Milk price has taken another serious tumble this week, with the base price moving to 30.5c/litre. This is a reduction of 6.5c since June. Grass is still plentiful on the cow ground, so hopefully we can produce high solids milk at a reasonably low cost for the rest of the autumn to offset some of this price drop.

The outlook for next year doesn’t seem great either, with most forecasters predicting a full year of low prices. We’ve learned from 2009, so we will batten down the hatches. Even though we will expand the herd next year, we will have to be careful with every expense.

We have a good percentage of milk locked in at a decent price for next year, so this will help to offset some of the price drop. However, the extra milk we produce next year will not be covered by this scheme. The fixed milk price schemes to date have been based on existing supply or quota. If they are offered again, they will have to be based on planned or predicted supply.

Although we have plenty of grass for the cows, our in-calf heifers are running short of grass early this autumn. We were able to bring them back on to the grazing platform to graze off some of the cow paddocks to help to bring grass under control and to get enough of the grazing area cleared by the end of October. It’s also helping to increase the amount of ground available for slurry spreading.

The heifers will come into the shed before the end of October and this will allow us to keep the cows and the calves out for most of November. The rain came just a fortnight late for the heifers – the grass on their ground is growing well enough now but grew very little through September. The calves will run over this ground now before housing.

The heifers are in great condition and the silage is good so they shouldn’t suffer too much by coming in early. We’ll get a chance to cubicle train them and plenty of opportunity to dose and vaccinate them and get dry-cow minerals into them pre-calving. Another couple of weeks at grass would have been nice but on the upside, they haven’t done any damage to ground and we have a nice area of ground already growing for the spring.

The last of the slurry went out on Monday and Tuesday. We try to put it out behind the cows on the last rotation but with the slurry deadline so early, the acres available are tight. It makes no sense to me that on good dry ground, with conditions perfect for spreading and grass still growing well, we have the slurry tank parked and we’re starting to store slurry for spreading in the second half of January.

This is ridiculous – there should be some application procedure to extend the deadline on suitable ground in suitable conditions.
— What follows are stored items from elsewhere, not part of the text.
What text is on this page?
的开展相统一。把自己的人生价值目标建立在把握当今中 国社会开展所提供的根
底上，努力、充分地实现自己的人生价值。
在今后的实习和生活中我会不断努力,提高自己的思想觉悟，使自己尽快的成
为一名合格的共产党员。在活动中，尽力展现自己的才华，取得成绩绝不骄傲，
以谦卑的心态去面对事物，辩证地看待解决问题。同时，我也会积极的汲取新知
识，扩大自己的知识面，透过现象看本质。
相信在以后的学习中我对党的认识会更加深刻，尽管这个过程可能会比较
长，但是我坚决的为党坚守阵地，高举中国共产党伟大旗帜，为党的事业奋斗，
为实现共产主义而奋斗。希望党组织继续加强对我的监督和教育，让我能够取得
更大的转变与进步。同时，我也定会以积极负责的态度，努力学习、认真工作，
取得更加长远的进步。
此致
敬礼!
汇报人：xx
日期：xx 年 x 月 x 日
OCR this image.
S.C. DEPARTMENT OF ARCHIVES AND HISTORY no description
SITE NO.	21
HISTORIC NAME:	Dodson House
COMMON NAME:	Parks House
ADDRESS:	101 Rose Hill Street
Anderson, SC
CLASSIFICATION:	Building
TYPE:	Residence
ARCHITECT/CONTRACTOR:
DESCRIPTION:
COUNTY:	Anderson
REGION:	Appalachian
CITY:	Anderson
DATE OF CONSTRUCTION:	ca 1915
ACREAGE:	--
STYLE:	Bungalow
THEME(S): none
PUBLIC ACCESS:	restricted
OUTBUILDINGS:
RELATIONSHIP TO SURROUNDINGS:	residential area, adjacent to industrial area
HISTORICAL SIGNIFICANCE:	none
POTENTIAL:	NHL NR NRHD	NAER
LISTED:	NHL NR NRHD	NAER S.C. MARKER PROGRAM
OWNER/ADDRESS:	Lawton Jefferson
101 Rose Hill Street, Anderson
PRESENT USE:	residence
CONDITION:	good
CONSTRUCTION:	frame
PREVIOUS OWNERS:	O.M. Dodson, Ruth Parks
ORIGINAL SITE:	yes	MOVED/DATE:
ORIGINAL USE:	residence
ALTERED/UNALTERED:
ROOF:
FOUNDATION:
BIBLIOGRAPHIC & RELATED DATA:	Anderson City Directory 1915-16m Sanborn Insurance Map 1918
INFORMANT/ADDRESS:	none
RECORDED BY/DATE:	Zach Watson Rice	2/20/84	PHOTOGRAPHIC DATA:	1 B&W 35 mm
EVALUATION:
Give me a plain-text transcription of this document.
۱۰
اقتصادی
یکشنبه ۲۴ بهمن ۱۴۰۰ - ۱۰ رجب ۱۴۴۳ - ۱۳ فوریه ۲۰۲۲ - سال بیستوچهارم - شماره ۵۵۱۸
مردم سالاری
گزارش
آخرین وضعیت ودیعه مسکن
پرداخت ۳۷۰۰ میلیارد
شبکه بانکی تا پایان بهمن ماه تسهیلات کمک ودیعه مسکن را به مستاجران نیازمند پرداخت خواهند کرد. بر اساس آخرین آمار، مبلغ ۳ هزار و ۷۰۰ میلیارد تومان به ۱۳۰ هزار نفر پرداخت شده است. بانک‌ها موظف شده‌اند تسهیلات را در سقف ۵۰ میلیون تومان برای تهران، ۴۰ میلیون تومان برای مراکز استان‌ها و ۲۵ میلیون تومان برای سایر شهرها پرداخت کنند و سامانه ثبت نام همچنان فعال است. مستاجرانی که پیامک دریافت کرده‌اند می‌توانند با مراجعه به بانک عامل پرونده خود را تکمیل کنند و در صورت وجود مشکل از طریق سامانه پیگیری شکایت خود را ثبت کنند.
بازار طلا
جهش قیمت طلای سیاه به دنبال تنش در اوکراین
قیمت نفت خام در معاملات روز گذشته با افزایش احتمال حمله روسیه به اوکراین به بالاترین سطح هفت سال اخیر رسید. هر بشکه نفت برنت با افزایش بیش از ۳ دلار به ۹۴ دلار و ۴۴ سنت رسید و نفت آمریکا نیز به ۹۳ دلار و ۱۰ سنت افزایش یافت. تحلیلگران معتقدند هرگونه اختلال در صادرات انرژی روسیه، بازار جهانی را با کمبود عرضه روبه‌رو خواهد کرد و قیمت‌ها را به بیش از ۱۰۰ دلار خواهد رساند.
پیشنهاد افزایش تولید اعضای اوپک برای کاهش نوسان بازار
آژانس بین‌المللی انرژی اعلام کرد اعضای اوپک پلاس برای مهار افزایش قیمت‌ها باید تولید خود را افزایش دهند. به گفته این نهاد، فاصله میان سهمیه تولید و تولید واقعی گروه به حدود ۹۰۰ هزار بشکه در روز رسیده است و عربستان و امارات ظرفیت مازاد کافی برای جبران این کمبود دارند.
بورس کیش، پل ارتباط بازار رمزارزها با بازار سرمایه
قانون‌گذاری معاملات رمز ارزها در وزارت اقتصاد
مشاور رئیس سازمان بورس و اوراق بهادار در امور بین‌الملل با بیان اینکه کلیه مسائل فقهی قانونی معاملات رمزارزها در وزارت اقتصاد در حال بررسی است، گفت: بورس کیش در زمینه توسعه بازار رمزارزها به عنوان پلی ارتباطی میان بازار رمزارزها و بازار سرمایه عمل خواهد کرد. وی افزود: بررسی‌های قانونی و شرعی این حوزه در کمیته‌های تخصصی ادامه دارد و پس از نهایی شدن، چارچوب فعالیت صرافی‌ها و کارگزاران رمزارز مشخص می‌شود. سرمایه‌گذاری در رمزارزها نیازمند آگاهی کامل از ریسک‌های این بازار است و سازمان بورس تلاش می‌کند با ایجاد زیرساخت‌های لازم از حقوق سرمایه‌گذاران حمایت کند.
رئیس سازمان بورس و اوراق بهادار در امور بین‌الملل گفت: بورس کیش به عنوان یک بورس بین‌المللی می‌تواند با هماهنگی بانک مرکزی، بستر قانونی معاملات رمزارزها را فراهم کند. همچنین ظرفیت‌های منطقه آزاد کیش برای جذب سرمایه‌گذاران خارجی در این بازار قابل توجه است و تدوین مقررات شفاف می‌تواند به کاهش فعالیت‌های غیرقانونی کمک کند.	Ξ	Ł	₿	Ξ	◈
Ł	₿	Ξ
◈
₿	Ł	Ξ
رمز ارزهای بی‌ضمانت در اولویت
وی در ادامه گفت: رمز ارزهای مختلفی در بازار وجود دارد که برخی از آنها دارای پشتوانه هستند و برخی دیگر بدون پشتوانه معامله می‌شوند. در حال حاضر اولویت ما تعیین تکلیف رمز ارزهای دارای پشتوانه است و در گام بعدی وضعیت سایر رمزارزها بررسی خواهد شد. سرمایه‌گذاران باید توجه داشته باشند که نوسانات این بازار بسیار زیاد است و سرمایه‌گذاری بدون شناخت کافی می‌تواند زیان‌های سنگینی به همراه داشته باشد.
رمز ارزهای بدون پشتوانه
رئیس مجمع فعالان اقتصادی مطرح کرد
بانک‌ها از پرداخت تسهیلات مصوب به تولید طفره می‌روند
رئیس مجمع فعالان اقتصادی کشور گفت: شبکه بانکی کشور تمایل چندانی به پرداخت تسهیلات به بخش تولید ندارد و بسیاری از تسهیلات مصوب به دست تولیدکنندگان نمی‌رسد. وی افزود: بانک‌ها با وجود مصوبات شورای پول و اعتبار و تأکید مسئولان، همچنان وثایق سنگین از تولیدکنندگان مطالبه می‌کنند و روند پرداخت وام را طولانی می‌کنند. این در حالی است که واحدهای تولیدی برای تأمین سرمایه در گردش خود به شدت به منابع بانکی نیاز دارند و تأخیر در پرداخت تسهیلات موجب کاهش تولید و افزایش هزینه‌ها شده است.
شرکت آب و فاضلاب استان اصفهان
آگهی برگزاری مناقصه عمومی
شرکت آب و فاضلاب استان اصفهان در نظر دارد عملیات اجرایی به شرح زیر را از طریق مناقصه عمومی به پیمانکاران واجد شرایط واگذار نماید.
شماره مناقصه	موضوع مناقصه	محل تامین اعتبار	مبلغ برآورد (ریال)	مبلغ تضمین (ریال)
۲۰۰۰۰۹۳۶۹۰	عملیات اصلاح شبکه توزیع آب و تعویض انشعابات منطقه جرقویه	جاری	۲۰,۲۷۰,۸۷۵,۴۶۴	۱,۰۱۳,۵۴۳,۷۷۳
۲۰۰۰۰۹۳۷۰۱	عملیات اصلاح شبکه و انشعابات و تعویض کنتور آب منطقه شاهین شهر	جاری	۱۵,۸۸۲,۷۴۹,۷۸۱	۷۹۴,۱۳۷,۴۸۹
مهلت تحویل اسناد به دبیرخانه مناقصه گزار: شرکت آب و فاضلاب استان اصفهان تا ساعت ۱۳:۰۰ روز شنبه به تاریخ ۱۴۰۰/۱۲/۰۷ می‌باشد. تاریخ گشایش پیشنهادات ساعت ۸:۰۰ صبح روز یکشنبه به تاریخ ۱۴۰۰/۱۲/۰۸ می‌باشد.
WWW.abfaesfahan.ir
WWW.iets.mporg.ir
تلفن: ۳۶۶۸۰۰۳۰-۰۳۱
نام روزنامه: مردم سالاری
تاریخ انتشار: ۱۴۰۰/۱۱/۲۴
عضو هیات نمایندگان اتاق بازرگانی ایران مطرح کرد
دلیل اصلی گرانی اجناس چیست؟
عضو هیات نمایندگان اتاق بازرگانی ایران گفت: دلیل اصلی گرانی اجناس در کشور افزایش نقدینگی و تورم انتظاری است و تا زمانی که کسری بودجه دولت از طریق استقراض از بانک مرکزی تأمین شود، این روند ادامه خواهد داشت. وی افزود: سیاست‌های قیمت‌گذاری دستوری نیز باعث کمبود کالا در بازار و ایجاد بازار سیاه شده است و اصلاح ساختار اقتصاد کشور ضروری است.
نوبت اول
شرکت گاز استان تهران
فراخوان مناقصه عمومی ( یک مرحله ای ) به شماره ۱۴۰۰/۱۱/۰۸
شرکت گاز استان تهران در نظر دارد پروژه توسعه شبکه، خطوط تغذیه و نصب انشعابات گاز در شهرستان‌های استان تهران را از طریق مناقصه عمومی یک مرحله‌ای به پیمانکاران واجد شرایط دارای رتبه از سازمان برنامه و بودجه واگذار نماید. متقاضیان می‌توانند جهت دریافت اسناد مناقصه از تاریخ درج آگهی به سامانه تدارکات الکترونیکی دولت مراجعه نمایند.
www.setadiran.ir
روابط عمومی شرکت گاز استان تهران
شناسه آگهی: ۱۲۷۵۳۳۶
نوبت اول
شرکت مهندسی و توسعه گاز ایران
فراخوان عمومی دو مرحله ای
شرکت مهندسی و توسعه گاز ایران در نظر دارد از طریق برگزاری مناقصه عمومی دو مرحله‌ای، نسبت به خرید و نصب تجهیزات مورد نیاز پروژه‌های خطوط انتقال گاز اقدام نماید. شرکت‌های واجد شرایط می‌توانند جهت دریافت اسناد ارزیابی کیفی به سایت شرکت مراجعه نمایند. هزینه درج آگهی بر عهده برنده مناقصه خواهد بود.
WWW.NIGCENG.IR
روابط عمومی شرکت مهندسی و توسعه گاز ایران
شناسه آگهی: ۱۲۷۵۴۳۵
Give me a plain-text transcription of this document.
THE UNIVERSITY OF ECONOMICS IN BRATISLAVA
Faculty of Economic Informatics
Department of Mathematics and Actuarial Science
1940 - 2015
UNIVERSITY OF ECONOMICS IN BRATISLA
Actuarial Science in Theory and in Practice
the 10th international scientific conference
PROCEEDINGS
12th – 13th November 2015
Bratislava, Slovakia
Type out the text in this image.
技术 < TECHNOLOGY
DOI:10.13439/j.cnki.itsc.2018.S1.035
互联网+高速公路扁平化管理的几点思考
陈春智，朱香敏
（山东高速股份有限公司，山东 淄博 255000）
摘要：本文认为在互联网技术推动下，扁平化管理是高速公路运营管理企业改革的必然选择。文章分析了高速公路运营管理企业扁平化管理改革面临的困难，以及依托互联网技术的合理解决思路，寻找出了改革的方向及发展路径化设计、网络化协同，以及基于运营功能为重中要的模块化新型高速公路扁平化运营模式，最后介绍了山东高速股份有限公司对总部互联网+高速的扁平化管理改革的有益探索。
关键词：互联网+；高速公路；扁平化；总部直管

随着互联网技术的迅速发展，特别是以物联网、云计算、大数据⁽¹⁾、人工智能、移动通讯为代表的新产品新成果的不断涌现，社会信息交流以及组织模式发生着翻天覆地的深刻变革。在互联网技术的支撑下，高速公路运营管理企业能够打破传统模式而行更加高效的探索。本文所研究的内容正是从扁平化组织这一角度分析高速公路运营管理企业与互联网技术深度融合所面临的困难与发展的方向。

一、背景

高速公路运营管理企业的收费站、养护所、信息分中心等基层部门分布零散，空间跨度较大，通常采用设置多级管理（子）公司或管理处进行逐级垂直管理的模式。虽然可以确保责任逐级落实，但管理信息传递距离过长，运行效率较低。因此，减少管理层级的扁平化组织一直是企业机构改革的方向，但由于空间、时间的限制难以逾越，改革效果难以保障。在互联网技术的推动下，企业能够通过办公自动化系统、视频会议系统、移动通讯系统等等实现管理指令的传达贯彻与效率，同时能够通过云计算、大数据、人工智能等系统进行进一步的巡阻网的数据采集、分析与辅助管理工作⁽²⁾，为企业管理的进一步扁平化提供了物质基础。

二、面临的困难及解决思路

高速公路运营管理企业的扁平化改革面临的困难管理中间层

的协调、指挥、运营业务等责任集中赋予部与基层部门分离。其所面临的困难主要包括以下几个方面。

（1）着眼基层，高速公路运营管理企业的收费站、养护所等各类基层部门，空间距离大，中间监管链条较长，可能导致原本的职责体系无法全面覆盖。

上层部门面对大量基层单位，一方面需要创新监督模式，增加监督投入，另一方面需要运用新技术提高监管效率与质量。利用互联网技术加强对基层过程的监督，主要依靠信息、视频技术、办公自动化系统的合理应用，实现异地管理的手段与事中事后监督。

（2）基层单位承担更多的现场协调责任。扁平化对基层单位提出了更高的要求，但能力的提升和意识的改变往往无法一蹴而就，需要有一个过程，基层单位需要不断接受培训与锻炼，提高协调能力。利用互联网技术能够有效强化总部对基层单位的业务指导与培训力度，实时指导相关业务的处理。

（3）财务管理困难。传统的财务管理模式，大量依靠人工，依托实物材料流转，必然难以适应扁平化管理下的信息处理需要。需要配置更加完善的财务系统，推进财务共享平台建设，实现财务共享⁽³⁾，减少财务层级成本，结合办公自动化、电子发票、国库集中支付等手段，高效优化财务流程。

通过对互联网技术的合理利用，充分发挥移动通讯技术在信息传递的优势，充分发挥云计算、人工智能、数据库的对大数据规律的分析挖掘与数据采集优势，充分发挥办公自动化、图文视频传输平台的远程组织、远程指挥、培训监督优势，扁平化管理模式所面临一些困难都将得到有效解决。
There’s equipment out there to monitor soil conditions from moisture levels to soil temperatures to the previous week’s rainfall. Let science make the decisions if the farmers who work the ground every day of the year aren’t to be trusted.

We don’t want to go back to the situation in the 1980s and 1990s, with slurry tankers dumping slurry in December and January, but closing down on 15 October on dry ground with grass growing at 40-50kg/day and soil temperatures over 10°C is very frustrating.